Batistin Beaufils avait été déstabilisé par le coté abrupte de la question.

  — Oui, maintenant que votre initiative a capoté, que comptez-vous faire ? Si vous avez accepté de me rencontrer, ce n'est pas seulement pour me remercier du travail que je n'ai pas pu faire sur Solera.

  — Heu... Non, bien sûr. Mais puisque vous nous avez reproché de vous avoir manipulé, êtes-vous prêt à reprendre du service pour nous, et dans l'intérêt de l'humanité évidemment.

  — J'ai été très frustré d'avoir manqué le bon wagon, de ne pas avoir réellement pu jouer mon rôle, sachant que ma réflexion se place dans l'optique de mademoiselle Bouabe, tout en n'excluant pas mes réserves précédentes. L'aventure vécue auprès du prophète a soulevé chez moi de grands espoirs, de même qu'elle a renforcé mon scepticisme. Je serrais prêt à jouer un autre rôle dans votre action, à condition bien sûr d'en connaître les tenants et les aboutissants, et de ne plus être manipulé. Comme vous l'avez certainement compris, je reste très chatouilleux sur le sujet.

  — Je note avec plaisir votre désir de vous impliquer dans nos plans. Sans que nous ayons eu la possibilité de vous donner le coup de main nécessaire, vous nous avez néanmoins apporté une aide précieuse sur Solera. Celà nous laisse espérer une collaboration future fructueuse. J'en réferrerai au conseil des sages, qui est seul habilité à prendre une telle décision. Aucune action n'est en cours actuellement. Nous en sommes encore à analyser notre échec, et à essayer de mettre sur pied un nouveau plan d'action plus réaliste.

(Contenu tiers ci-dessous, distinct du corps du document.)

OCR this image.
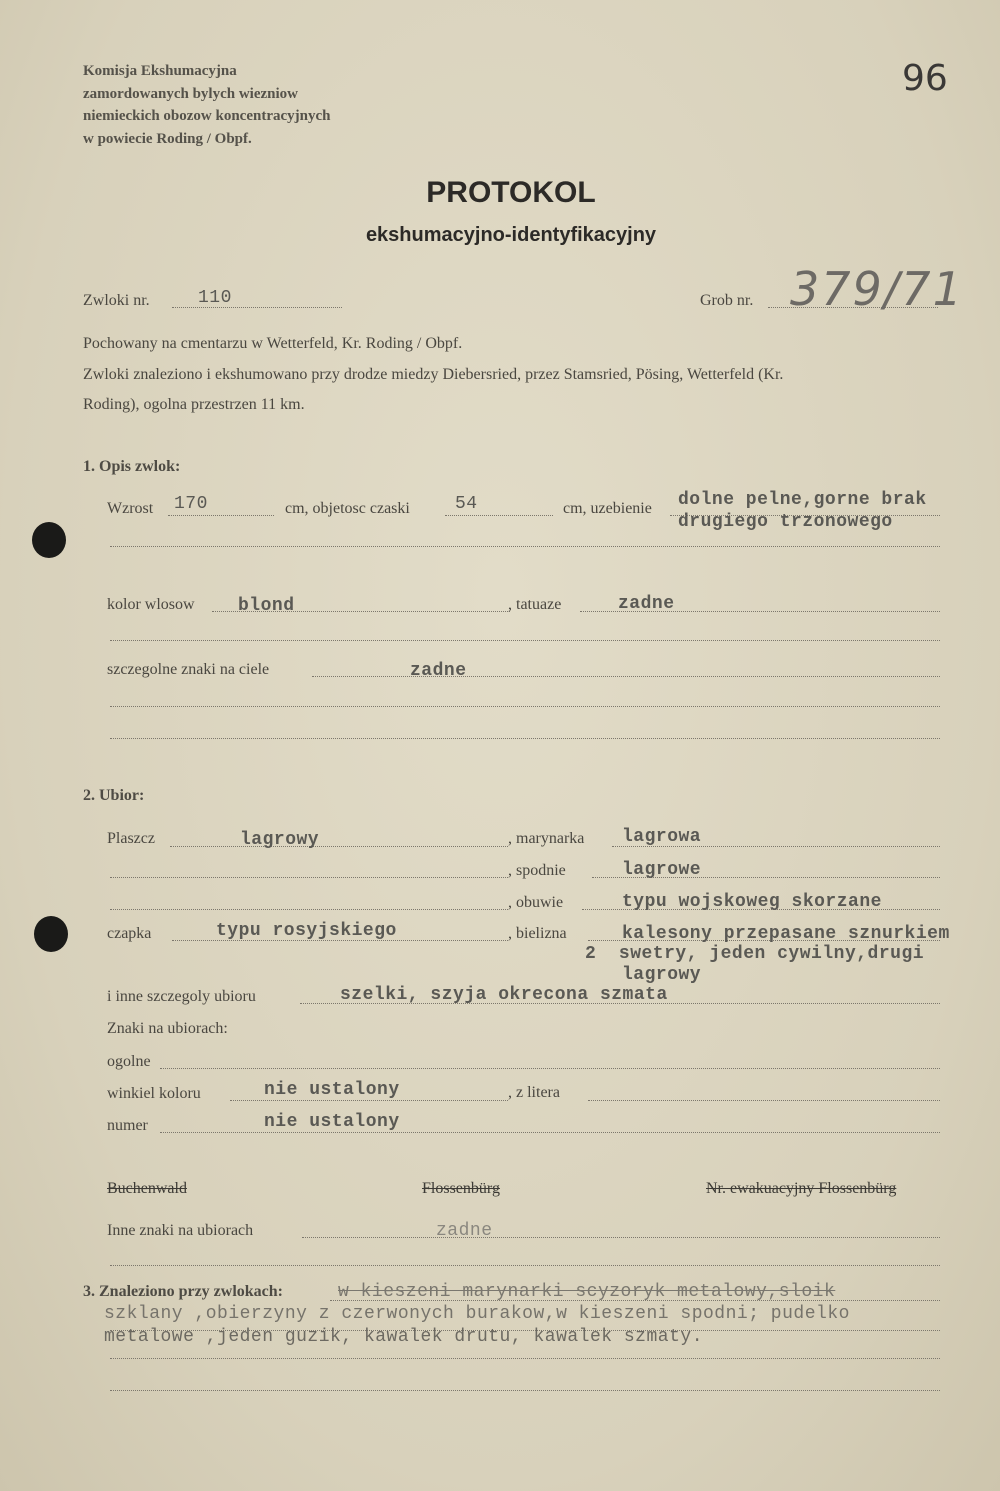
Komisja Ekshumacyjna
zamordowanych bylych wiezniow
niemieckich obozow koncentracyjnych
w powiecie Roding / Obpf.
96
PROTOKOL
ekshumacyjno-identyfikacyjny
Zwloki nr.	110	Grob nr. 379/71
Pochowany na cmentarzu w Wetterfeld, Kr. Roding / Obpf.
Zwloki znaleziono i ekshumowano przy drodze miedzy Diebersried, przez Stamsried, Pösing, Wetterfeld (Kr.
Roding), ogolna przestrzen 11 km.
1. Opis zwlok:
Wzrost 170	cm, objetosc czaski	54	cm, uzebienie dolne pelne,gorne brak
drugiego trzonowego
kolor wlosow blond	, tatuaze	zadne
szczegolne znaki na ciele	zadne
2. Ubior:
Plaszcz	lagrowy	, marynarka lagrowa
, spodnie	lagrowe
, obuwie	typu wojskoweg skorzane
czapka	typu rosyjskiego	, bielizna	kalesony przepasane sznurkiem
2  swetry, jeden cywilny,drugi
lagrowy
i inne szczegoly ubioru	szelki, szyja okrecona szmata
Znaki na ubiorach:
ogolne
winkiel koloru	nie ustalony	, z litera
numer	nie ustalony
Buchenwald	Flossenbürg	Nr. ewakuacyjny Flossenbürg
Inne znaki na ubiorach	zadne
3. Znaleziono przy zwlokach:	w kieszeni marynarki scyzoryk metalowy,sloik
szklany ,obierzyny z czerwonych burakow,w kieszeni spodni; pudelko
metalowe ,jeden guzik, kawalek drutu, kawalek szmaty.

Alter Pavi fronça les sourcils. Son interlocuteur semblait brusquement mal à l'aise, comme s'il avait quelque chose à cacher. Après une rapide réflexion, il décida de ne pas exprimer son ressenti. Il avait déjà lâché un certains nombre de piques, mieux vallait ne pas trop insister, au risque de compromettre leur collaboration future.

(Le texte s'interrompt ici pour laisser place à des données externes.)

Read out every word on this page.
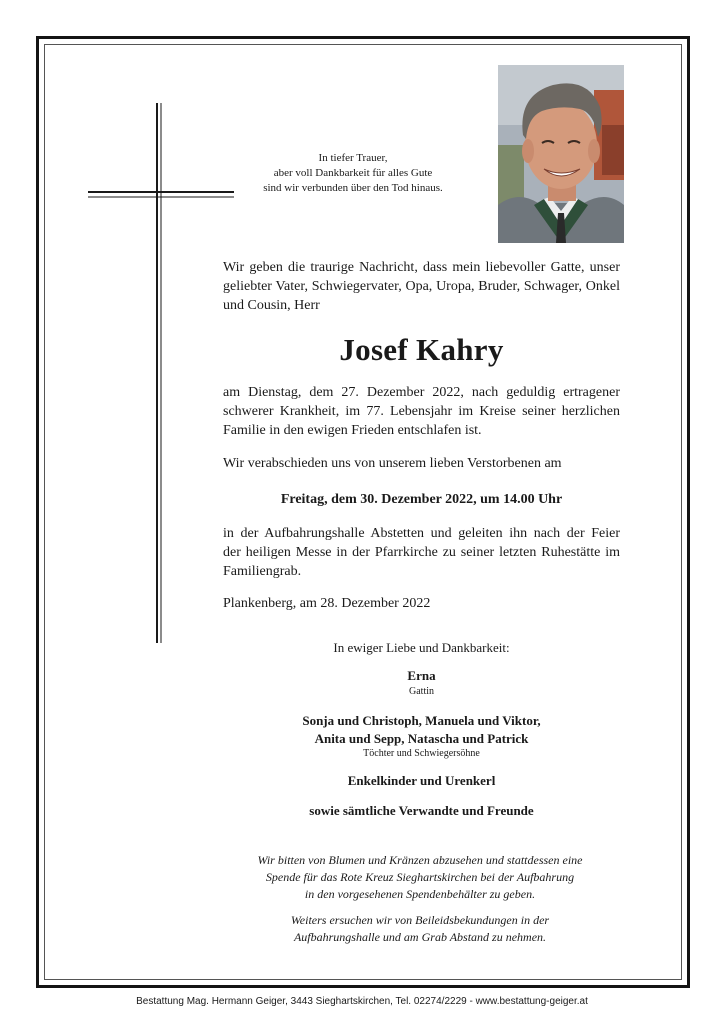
In tiefer Trauer,
aber voll Dankbarkeit für alles Gute
sind wir verbunden über den Tod hinaus.
Wir geben die traurige Nachricht, dass mein liebevoller Gatte, unser
geliebter Vater, Schwiegervater, Opa, Uropa, Bruder, Schwager, Onkel
und Cousin, Herr
Josef Kahry
am Dienstag, dem 27. Dezember 2022, nach geduldig ertragener
schwerer Krankheit, im 77. Lebensjahr im Kreise seiner herzlichen
Familie in den ewigen Frieden entschlafen ist.
Wir verabschieden uns von unserem lieben Verstorbenen am
Freitag, dem 30. Dezember 2022, um 14.00 Uhr
in der Aufbahrungshalle Abstetten und geleiten ihn nach der Feier
der heiligen Messe in der Pfarrkirche zu seiner letzten Ruhestätte im
Familiengrab.
Plankenberg, am 28. Dezember 2022
In ewiger Liebe und Dankbarkeit:
Erna
Gattin
Sonja und Christoph, Manuela und Viktor,
Anita und Sepp, Natascha und Patrick
Töchter und Schwiegersöhne
Enkelkinder und Urenkerl
sowie sämtliche Verwandte und Freunde
Wir bitten von Blumen und Kränzen abzusehen und stattdessen eine
Spende für das Rote Kreuz Sieghartskirchen bei der Aufbahrung
in den vorgesehenen Spendenbehälter zu geben.
Weiters ersuchen wir von Beileidsbekundungen in der
Aufbahrungshalle und am Grab Abstand zu nehmen.
Bestattung Mag. Hermann Geiger, 3443 Sieghartskirchen, Tel. 02274/2229 - www.bestattung-geiger.at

  — Bien. J'ai essayé de vous faire passer quelques messages aujourd'hui, et j'espère que vous les ferez remonter tels quels à qui de droit, et qu'il en serra tenu compte dans le futur. Pouvons-nous entre temps rester en contact ?

  — Bien sûr, par l'intermédiaire de mademoiselle Bouabe, comme pour notre rencontre d'aujourd'hui. Mais vous pouvez peut-être déjà faire quelque chose d'utile...

  — Dites.

  — Et bien voilà : il n'y a pas de plan grandiose là-dedans, il s'agit seulement de semer la petite graine qui, associée à d'autres actions, pourra sensibiliser l'humanité à notre message.

  — Quel serrait mon rôle ?

  — Il s'agirait d'écrire un livre sur les événements de Solera, du sauvetage du prophète dans la mine, jusqu'à sa mort, en insistant sur les idées, les grands principes moraux qu'il défendait et, bien sûr, en taisant tout ce qui concerne les messagers.

  — Ou les cotés sombres du personnage et de certains de ses disciples.

Alter avait un petit sourire mi ironique mi amer. Batistin approuva d'un signe de tête sans faire de commentaire. Le journaliste reprit la parole.

  — C'est effectivement dans mes cordes. Vous oubliez seulement un détail : je suis un fugitif, avec un contrat sur ma tête. Reparaître au grand jour serrait suicidaire.

  — Vous écrivez le livre, et je me débrouille pour le faire diffuser en version papier et numérique. Cela vous va ?

  — Tout à fait. Marché conclu.

Satisfait de l'issue de la négociation Batistin Beaufils se retira rapidement. Ceyla refit son apparition, mais ne posa aucune question sur ce qui s'était dit. En bonne hôtesse elle invita Alter Pavi à rester quelque temps chez elle. Il la remercia mais déclina l'offre. Il avait conscience de la valeur de son hôtesse, mais il avait du mal à se sentir à l'aise en sa présence. Différences culturelles bien sûr, mais aussi un sentiment d'infériorité, comme s'il n'était pas digne de fréquenter une telle personne. Il se sentait encore partagé entre les grandes valeurs morales qu'elle incarnait, et le septicisme hérité de sa profession de journaliste.